The ROC AUCs in the present study show that both BMI and NC are good anthropometric variables with which to predict MetS in older Thai individuals of either sex as consistent with other studies of other populations [11, 13, 18, 19, 21, 22, 23, 24, 25, 26]. BMI showed a better performance than NC, although the NC also showed a large AUC [2, 11]. These findings imply that BMI; a surrogate marker of central obesity correlated with MetS (that is associated with visceral fat) is better than upper body subcutaneous fat as indicated by NC [11]. We also identified optimal cut-off points to indicate MetS in older Thai men and women. As there are differences in ethnicities, a variety of definitions of MetS occur in existing studies with different study designs and therefore there are limited available data from Southeast Asian populations [13, 35]. Specific cut-off points are required to predict MetS in Southeast Asians, here represented by older Thais, that might be applied as screening tests in the community to determine individuals at risk before extensive metabolic examinations because these anthropomorphic indices are quick and easy to measure. The present study found BMI ≥24.5kg/m2 in either sex, and NC ≥33 cm in women or ≥39 cm in men are suitable to suggest the presence of MetS.
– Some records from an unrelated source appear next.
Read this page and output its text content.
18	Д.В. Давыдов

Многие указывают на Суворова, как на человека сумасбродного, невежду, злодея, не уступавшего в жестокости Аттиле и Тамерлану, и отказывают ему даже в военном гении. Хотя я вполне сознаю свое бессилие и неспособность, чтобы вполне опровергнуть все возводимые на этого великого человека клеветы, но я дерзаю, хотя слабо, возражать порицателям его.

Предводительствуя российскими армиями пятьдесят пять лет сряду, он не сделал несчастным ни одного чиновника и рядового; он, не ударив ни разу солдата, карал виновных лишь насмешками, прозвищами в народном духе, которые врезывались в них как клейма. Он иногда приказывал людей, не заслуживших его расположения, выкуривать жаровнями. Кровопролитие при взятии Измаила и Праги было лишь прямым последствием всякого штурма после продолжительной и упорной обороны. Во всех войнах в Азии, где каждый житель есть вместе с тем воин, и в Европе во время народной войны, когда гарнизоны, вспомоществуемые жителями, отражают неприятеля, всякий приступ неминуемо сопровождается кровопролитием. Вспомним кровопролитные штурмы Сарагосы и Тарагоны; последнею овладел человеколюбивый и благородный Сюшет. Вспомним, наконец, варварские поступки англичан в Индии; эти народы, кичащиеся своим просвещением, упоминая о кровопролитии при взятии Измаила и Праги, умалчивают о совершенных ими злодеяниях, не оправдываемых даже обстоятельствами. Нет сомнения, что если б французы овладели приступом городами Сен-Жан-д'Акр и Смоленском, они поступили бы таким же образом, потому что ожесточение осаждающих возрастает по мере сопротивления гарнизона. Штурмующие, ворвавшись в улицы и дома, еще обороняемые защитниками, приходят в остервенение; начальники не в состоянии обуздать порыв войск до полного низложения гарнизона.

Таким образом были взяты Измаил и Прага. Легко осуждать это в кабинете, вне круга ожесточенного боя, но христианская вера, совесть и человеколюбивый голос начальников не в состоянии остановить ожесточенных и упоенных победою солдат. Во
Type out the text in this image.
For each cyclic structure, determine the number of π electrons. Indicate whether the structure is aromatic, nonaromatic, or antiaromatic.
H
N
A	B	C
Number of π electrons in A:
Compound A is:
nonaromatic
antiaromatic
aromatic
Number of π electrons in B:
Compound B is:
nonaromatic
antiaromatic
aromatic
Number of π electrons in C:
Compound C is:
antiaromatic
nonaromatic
Although while BMI is better than NC in predicting MetS in this study, the overall performance of NC is also good and it is reasonable to consider NC as a tool to screen individuals who are at risk of MetS, individuals with MetS, and individuals with established MetS, in combination with BMI. In limited circumstances when it is impractical to use BMI, such as for (1) individuals who are unable to stand, for whom it is difficult to measure height and weight, (2) individuals who wear thick clothes in cold weather (although this rarely applies in Thailand); it is impractical to perform measurements of BMI, especially in large population studies, and (3) individuals who have an abnormal body water distribution that could affect body weight, e.g. salt and water retention from medications or underlying conditions, then NC is a logical method to use to screen for MetS.
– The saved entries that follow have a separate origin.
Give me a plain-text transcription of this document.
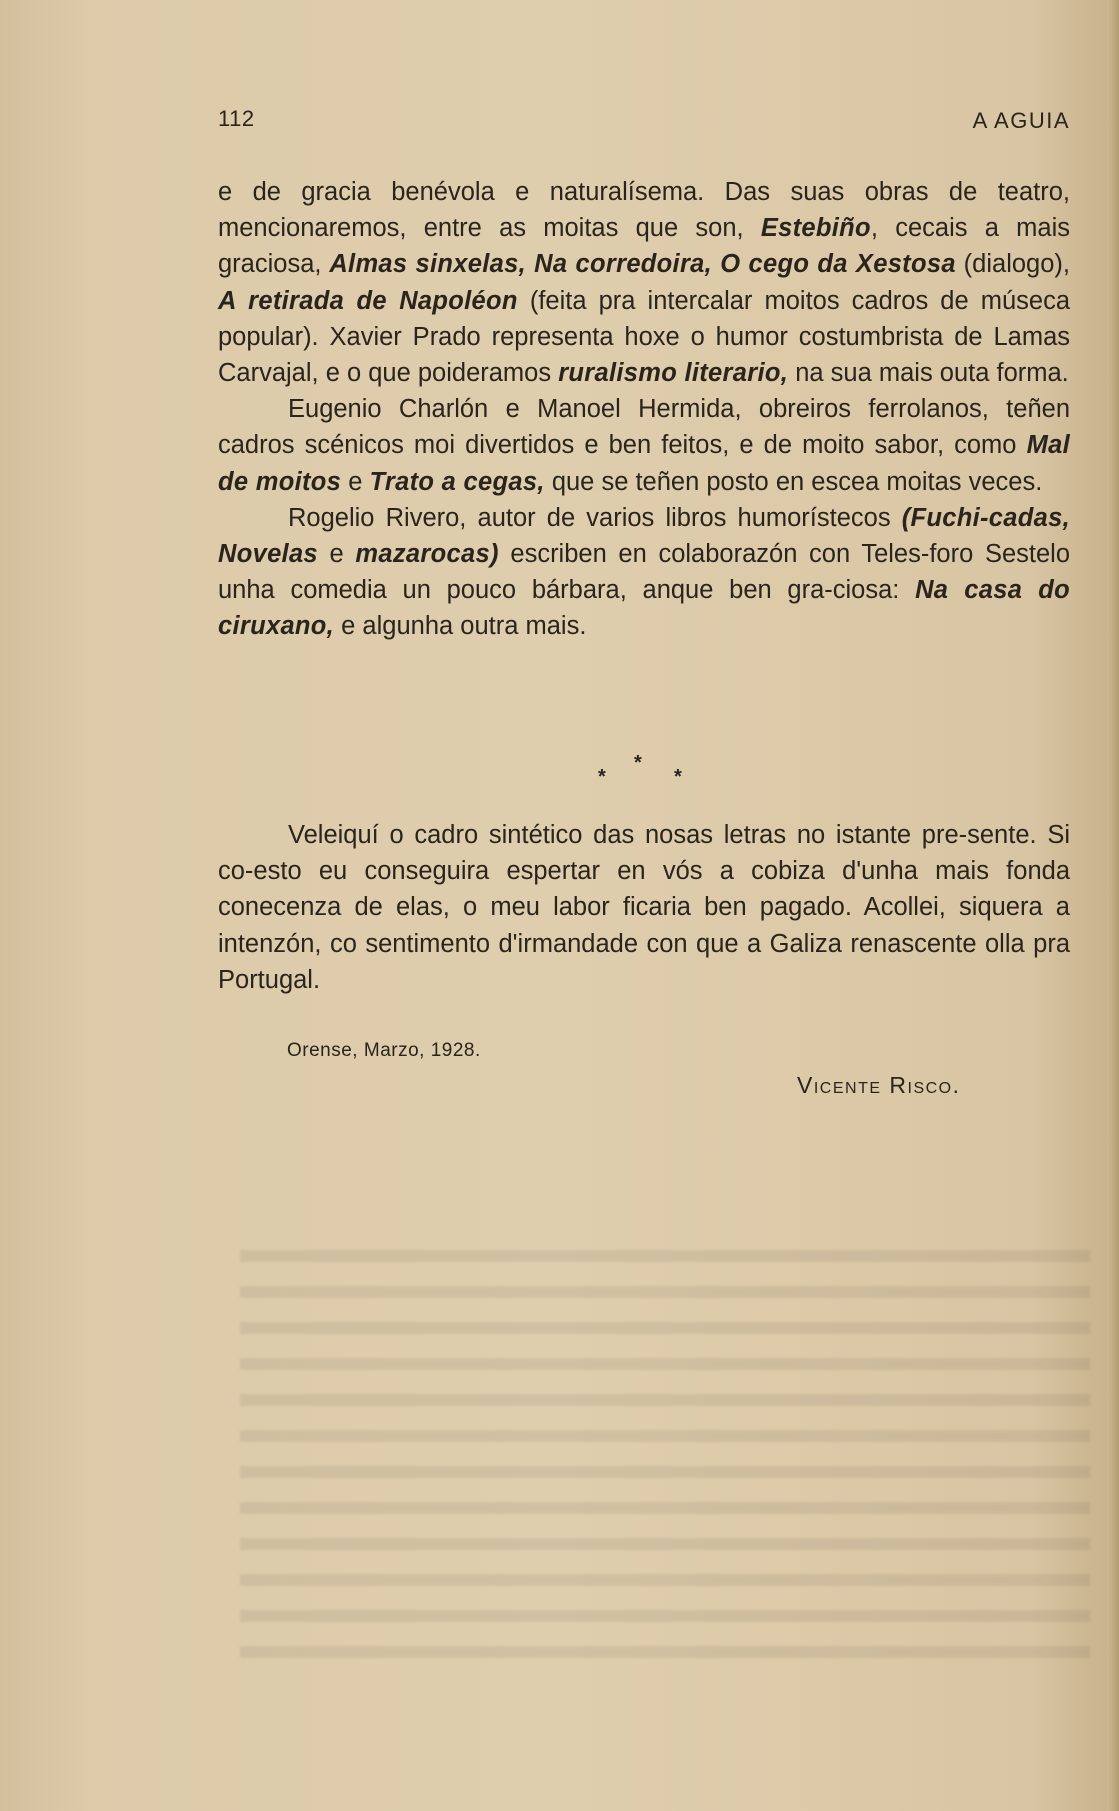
112	A AGUIA

e de gracia benévola e naturalísema. Das suas obras de teatro, mencionaremos, entre as moitas que son, Estebiño, cecais a mais graciosa, Almas sinxelas, Na corredoira, O cego da Xestosa (dialogo), A retirada de Napoléon (feita pra intercalar moitos cadros de múseca popular). Xavier Prado representa hoxe o humor costumbrista de Lamas Carvajal, e o que poideramos ruralismo literario, na sua mais outa forma.

Eugenio Charlón e Manoel Hermida, obreiros ferrolanos, teñen cadros scénicos moi divertidos e ben feitos, e de moito sabor, como Mal de moitos e Trato a cegas, que se teñen posto en escea moitas veces.

Rogelio Rivero, autor de varios libros humorístecos (Fuchi-cadas, Novelas e mazarocas) escriben en colaborazón con Teles-foro Sestelo unha comedia un pouco bárbara, anque ben gra-ciosa: Na casa do ciruxano, e algunha outra mais.

*
*	*

Veleiquí o cadro sintético das nosas letras no istante pre-sente. Si co-esto eu conseguira espertar en vós a cobiza d'unha mais fonda conecenza de elas, o meu labor ficaria ben pagado. Acollei, siquera a intenzón, co sentimento d'irmandade con que a Galiza renascente olla pra Portugal.

Orense, Marzo, 1928.
Vicente Risco.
There are some limitations of this study. First, there was a selection bias as the participants were a self-selecting sample who were an urban middle-class population, and were generally late middle-age to older Thai adults. Thus, the findings might not generalize to all Thai or Southeast Asian adults. Second, the study design as a cross-sectional study could not infer causality from the results. Third, the study did not compare the performance of all existing anthropometric variables, such as waist-to-hip ratio and neck-to-thigh ratios because we did not measure hip circumference in this cohort, and the neck-to-thigh ratios demonstrated poor performance in previous studies [11]. Therefore, only easy, reliable, and available tools were selected for this study.
BMI and NC are simple, easy to measure, and reliable anthropometric variables with which to predict MetS. Both BMI and NC were positively correlated with WC. The overall performance of BMI was better than NC to detect MetS. We recommend a BMI of 24.5 kg/m2 for either sex, and a NC of 33 cm in Thai women or 39 cm in Thai men as optimal cutoff points to indicate MetS.